GERMANY's Interior Minister Thomas de Maiziere has tabled a five-point plan on how to improve air freight security aboard passenger aircraft in the wake of foiled Yemeni and Greek bomb plots.
"National measures are not very effective," said Mr de Maiziere, according to Berlin's Bild am Sonntag. "That's why, at my request, the interior ministers are going to discuss this question in Brussels," he said.
The German proposal includes an evaluation of airport security in countries outside the EU. Berlin also wants to set up a blacklist of airports considered to be a high risk, with special checks on air cargo coming from such hot spots, reports euobserver.com
The plan also calls for more common security standards within the EU and that suspicious parcels, such as the printers from Yemen sent to a Jewish community in the Chicago, trigger checks in future, said Mr de Maiziere.
The report said a working group of EU interior and transport ministers are set to come up with proposals in December.
Germany has already banned freight and passenger aircraft from Yemen after a bomb hidden in printer cartridges sent from Yemen passed undetected through Cologne airport, and was later discovered in England.

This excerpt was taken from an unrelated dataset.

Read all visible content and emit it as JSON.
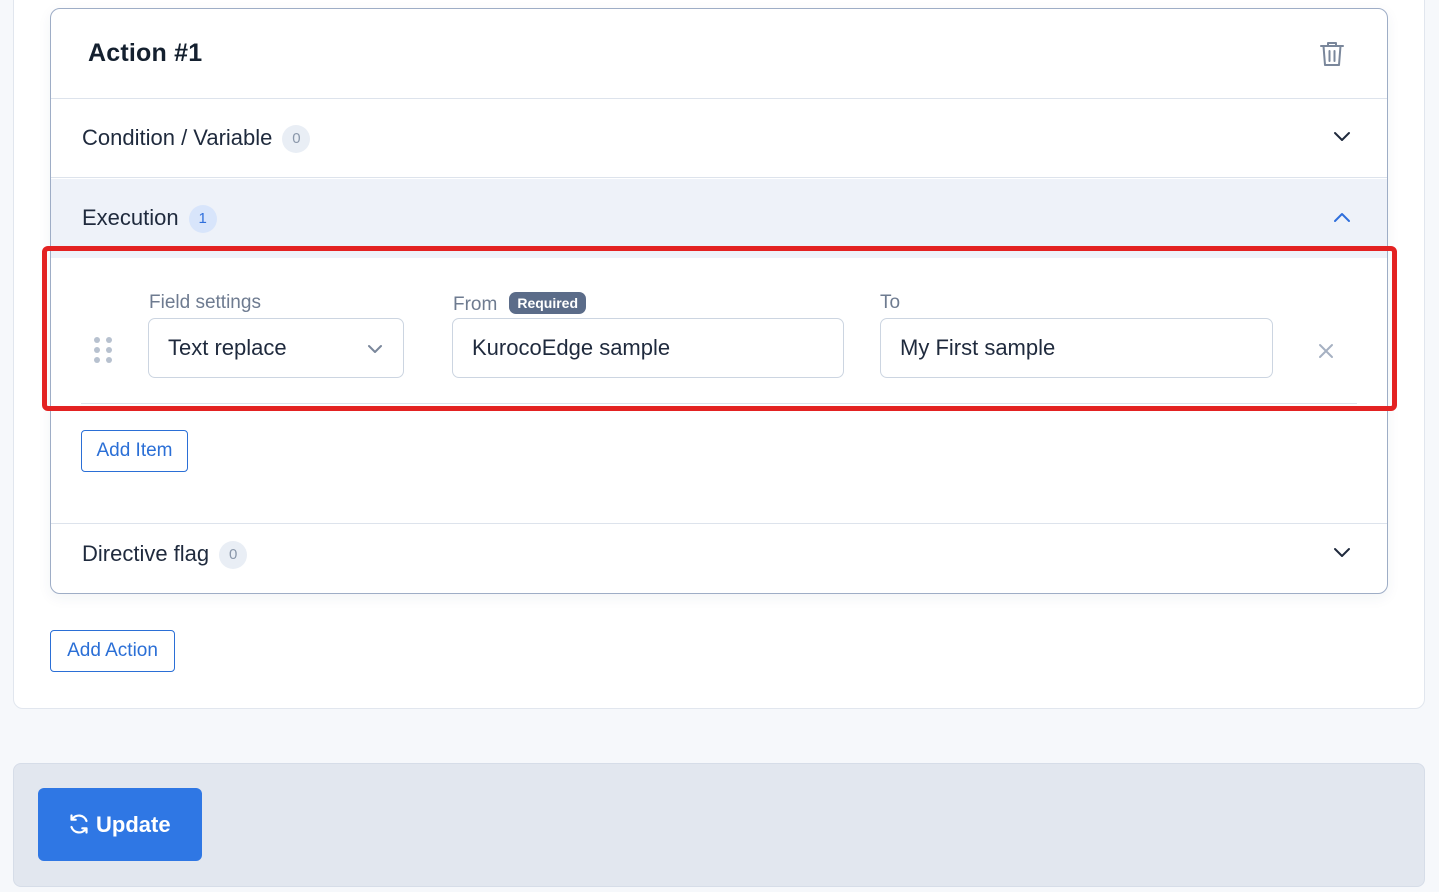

The bomb had a remote-control device to blow up the aircraft mid-air. An Al-Qaeda group claimed responsibility for the plan and for a second parcel bomb found in Dubai.
Just a few days later, the German government was on high alert after it managed to detonate a mail bomb sent from Greece and addressed to Chancellor Angela Merkel. A dozen other similar envelopes were sent to embassies in Athens. One sent to Italian Prime Minister Silvio Berlusconi made it onboard a cargo plane to Bologne, where it was detonated by security forces.
"Panic is not the remedy. We have to come up with a proportionate response and close the potential loopholes, but security can never be at 100 per cent," said EU Transport Commissioner Siim Kallas.